Among the key things that already have to be in place, though, are reliable chemistry (fit to generate a wide range of structures) and some clue about where to start. Those are not givens, but they're certainly not impossible barriers, either. In this case, the team (three UK groups) is looking for BCL-Abl inhibitors, a perfectly reasonable test bed. A look through the literature suggested coupling hinge-binding motifs to DFG-loop binders through an acetylene linker, as in Ariad's ponatinib. This, while not a strategy that will earn you a big raise, is not one that's going to get you fired, either. Virtual screening around the structure, followed by eyeballing by real humans, narrowed down some possibilities for new structures. Further possibilities were suggested by looking at PDB structures of homologous binding sites and seeing what sorts of things bound to them.
So already, what we're looking at is less Automatic Lead Discovery than Automatic Patent Busting. But there's a place for that, too. Ten DFG pieces were synthesized, in Sonogashira-couplable form, and 27 hinge-binding motifs with alkynes on them were readied on the other end. Then they pressed the button and went home for the weekend. Well, not quite. They set things up to try two different optimization routines, once the compounds were synthesized, run through a column, and through the assay (all in flow). One will be familiar to anyone who's been in the drug industry for more than about five minutes, because it's called "Chase Potency". The other one, "Most Active Under Sampled", tries to even out the distributions of reactants by favoring the ones that haven't been used as often. (These strategies can also be mixed). In each case, the model was seeded with binding constants of literature structures, to get things going.
The first run, which took about 30 hours, used the "Under Sampled" algorithm to spit out 22 new compounds (there were six chemistry failures) and a corresponding SAR heat map. Another run was done with "Chase Potency" in place, generating 14 more compounds. That was followed by a combined-strategy run, which cranked out 28 more compounds (with 13 failures in synthesis). Overall, there were 90 loops through the process, producing 64 new products. The best of these were nanomolar or below.
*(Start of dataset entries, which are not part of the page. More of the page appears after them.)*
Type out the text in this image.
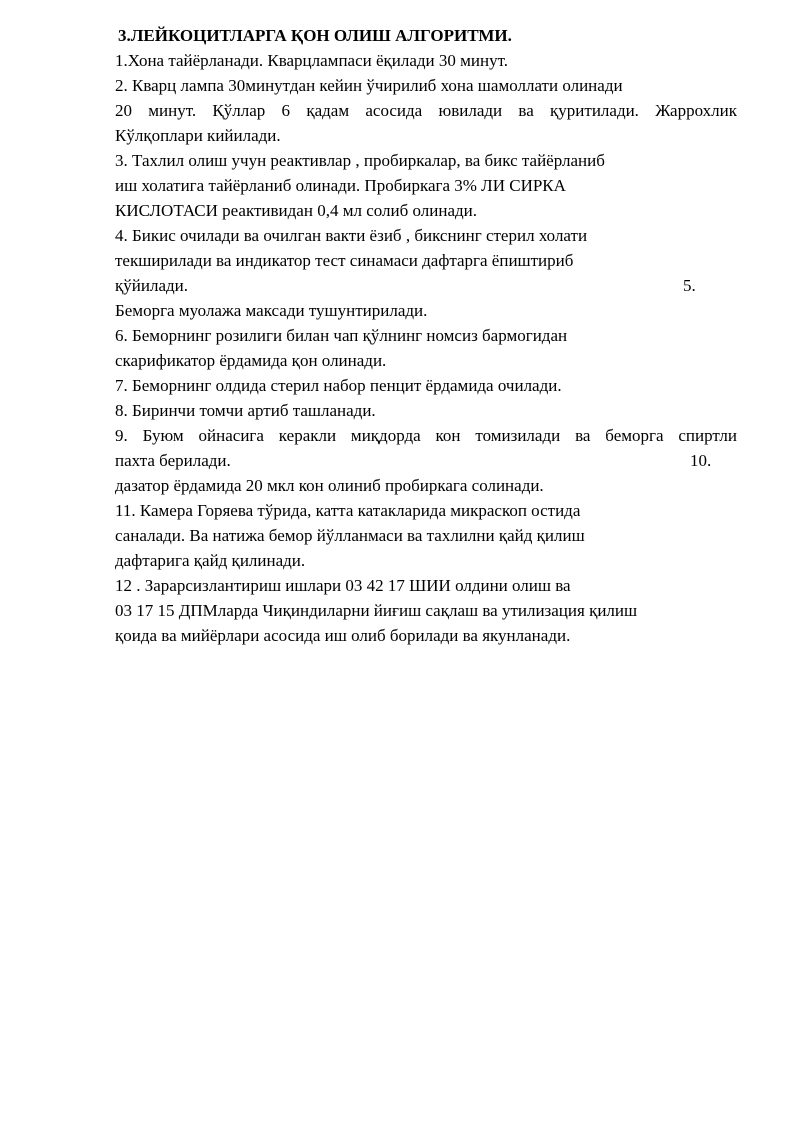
3.ЛЕЙКОЦИТЛАРГА ҚОН ОЛИШ АЛГОРИТМИ.
1.Хона тайёрланади. Кварцлампаси ёқилади 30 минут.
2. Кварц лампа 30минутдан кейин ўчирилиб хона шамоллати олинади
20 минут. Қўллар 6 қадам асосида ювилади ва қуритилади. Жаррохлик
Кўлқоплари кийилади.
3. Тахлил олиш учун реактивлар , пробиркалар, ва бикс тайёрланиб
иш холатига тайёрланиб олинади. Пробиркага 3% ЛИ СИРКА
КИСЛОТАСИ реактивидан 0,4 мл солиб олинади.
4. Бикис очилади ва очилган вакти ёзиб , бикснинг стерил холати
текширилади ва индикатор тест синамаси дафтарга ёпиштириб
қўйилади.	5.
Беморга муолажа максади тушунтирилади.
6. Беморнинг розилиги билан чап қўлнинг номсиз бармогидан
скарификатор ёрдамида қон олинади.
7. Беморнинг олдида стерил набор пенцит ёрдамида очилади.
8. Биринчи томчи артиб ташланади.
9. Буюм ойнасига керакли миқдорда кон томизилади ва беморга спиртли
пахта берилади.	10.
дазатор ёрдамида 20 мкл кон олиниб пробиркага солинади.
11. Камера Горяева тўрида, катта катакларида микраскоп остида
саналади. Ва натижа бемор йўлланмаси ва тахлилни қайд қилиш
дафтарига қайд қилинади.
12 . Зарарсизлантириш ишлари 03 42 17 ШИИ олдини олиш ва
03 17 15 ДПМларда Чиқиндиларни йиғиш сақлаш ва утилизация қилиш
қоида ва мийёрлари асосида иш олиб борилади ва якунланади.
But shouldn't they have been? The deck already has to be stacked to some degree for this technique to work at all in the present stage of development. Getting potent inhibitors from these sorts of starting points isn't impressive by itself. I think the main advantage to this is the time needed to generated the compound and the assay data. Having the synthesis, purification, and assay platform all right next to each other, with compound being pumped right from one to the other, is a much tighter loop than the usual drug discovery organization runs. The usual, if you haven't experienced it, is more like "Run the reaction. Work up the reaction. Run it through a column (or have the purification group run it through a column for you). Get your fractions. Evaporate them. Check the compound by LC/MS and NMR. Code it into the system and get it into a vial. Send it over to the assay folks for the weekly run. Wait a couple of days for the batch of data to be processed. Repeat."
The science-fictional extension of this is when we move to a wider variety of possible chemistries, and perhaps incorporate the modeling/docking into the loop as well, when it's trustworthy enough to do so. Now that would be something to see. You come back in a few days and find that the machine has unexpectedly veered off into photochemical 2+2 additions with a range of alkenes, because the Chase Potency module couldn't pass up a great cyclobutane hit that the modeling software predicted. And all while you were doing something else. And that something else, by this point, is. . .what, exactly? Food for thought.